他見過趙雪玲一次,內心之中最後一絲遺憾在她公然宣稱,他們之間的一切都是他自作多情時就徹底抹去。
他們之間再無關係。
既然沒關係,何必再見?
換一個班級也好吧!
季副校長連連稱是:“那就三年級a班吧。”
清靜……哪個班級能清靜?唯有最刻苦,全是尖子生的a班才能用清淨形容。
至少那些不爭氣、靠關係進入天岡中學的學生,是無緣a班。
他算是破例開了一次大後門。
“我回去後馬上安排,保證你兩日後就能開始上課。”
“哦。”江羽淡淡道,眼神深邃如深淵:“告訴姓林的,下不為例。”
身為太一大帝,會缺少洞察世事的智慧嗎?
校董會的決定能被輕易推翻,必有無形的大手在後撥弄。
目前為止,林家可能最大。
這意味,他們調查過他。
若是尋常的什麼天師,或許真會惱怒。
但江羽沒什麼忌諱,調查就調查吧,他就那點底子,能調查出什麼花樣不成?
不過,他不喜歡有人擅作主張,所以小小警告一下。
季副校長臉色一變,暗道,這小家夥什麼來曆啊?
林誌那等大人物,在他口中被稱呼“姓林的”?
“誰給你打電話啊?”待江羽回到車內,葉煙雨隨口問道。
作為半個監護人,她有資格過問江羽的社交情況。
“季副校長,他讓我回學校念書。”江羽隨口道。
吱——
剛啟動的奧迪,被葉煙雨一腳踩停,不可思議的回頭:“你說什麼?”
江羽聳聳肩:“開個玩笑。”
葉煙雨惡狠狠道:“我說怎麼可能?而且還是校董會裏的三號實權季副校長親自通知你?白日做夢吧!”

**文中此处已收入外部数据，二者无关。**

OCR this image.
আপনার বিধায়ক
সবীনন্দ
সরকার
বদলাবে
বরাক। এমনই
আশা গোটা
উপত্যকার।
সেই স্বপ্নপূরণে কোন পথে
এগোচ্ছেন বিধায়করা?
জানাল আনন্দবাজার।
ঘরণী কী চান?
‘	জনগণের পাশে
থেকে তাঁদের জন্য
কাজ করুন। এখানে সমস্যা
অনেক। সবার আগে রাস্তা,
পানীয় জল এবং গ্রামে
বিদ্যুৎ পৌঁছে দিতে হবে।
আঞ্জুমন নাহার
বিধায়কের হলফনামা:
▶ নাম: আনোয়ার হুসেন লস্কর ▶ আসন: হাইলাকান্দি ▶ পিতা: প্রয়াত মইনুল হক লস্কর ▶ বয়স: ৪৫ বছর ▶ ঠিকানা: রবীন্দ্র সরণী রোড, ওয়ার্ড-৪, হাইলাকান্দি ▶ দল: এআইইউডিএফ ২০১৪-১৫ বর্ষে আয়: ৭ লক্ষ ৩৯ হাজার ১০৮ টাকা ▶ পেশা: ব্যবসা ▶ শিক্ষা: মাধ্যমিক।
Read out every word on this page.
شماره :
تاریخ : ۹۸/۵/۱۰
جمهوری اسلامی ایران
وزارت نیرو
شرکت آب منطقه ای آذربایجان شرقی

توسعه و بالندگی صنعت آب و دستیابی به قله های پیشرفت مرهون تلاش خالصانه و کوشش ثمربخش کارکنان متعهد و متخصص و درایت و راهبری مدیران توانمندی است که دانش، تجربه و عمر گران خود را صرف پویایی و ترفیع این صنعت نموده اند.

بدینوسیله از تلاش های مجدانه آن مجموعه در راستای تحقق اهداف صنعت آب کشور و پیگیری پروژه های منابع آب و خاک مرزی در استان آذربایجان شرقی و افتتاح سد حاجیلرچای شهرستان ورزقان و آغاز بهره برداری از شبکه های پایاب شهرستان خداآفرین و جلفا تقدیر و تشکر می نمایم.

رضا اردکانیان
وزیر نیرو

季副校長此人非常難打交到,當初為了把江羽塞進天岡中學,葉天明不知找了多少關係,塞了多少錢,才讓這位傲慢的副校長點頭,同意江羽入學。
想起當初和父親一起找季副校長時,對方鼻孔朝天,低眼看人的神情,葉煙雨至今記憶深刻。
這樣的人會親自給江羽打電話,請他回去上學?
“那就做好夢!”葉煙雨一踩油門,轟的一聲飆了出去。
於是,太一大帝的打工生活開始了。
作為一個平凡的輟學生,在保齡球館端茶遞水,閱覽個中人情,也是修煉的一部分。
“然然,你哪找來的小子?整天冷著臭臉,像是誰欠他幾個億似的!”
趙欣然和一個四十歲的中年大媽並肩走著。
她正是趙欣然的合夥人,李新菊。
身材臃腫,穿著貂皮,兩指夾著細長的女性香煙,雙耳懸掛牛眼大小的金耳環。
打扮富貴但庸俗。
她是趙欣然媽媽的一位牌友,麻將桌上認識的,靠拆遷發財致富。
盯了眼忙碌中的江羽,非常不順眼。
準確來說,是她不爽趙欣然獨自做主,收了一個服務員。
趙欣然心知她指桑罵槐,冷著臉道:“他辦事麻利,一個人頂得上兩個服務員,既然你看不慣,行,那我辭了,你去請兩個來!”
這麼一說,李新菊反倒不好再接下一句。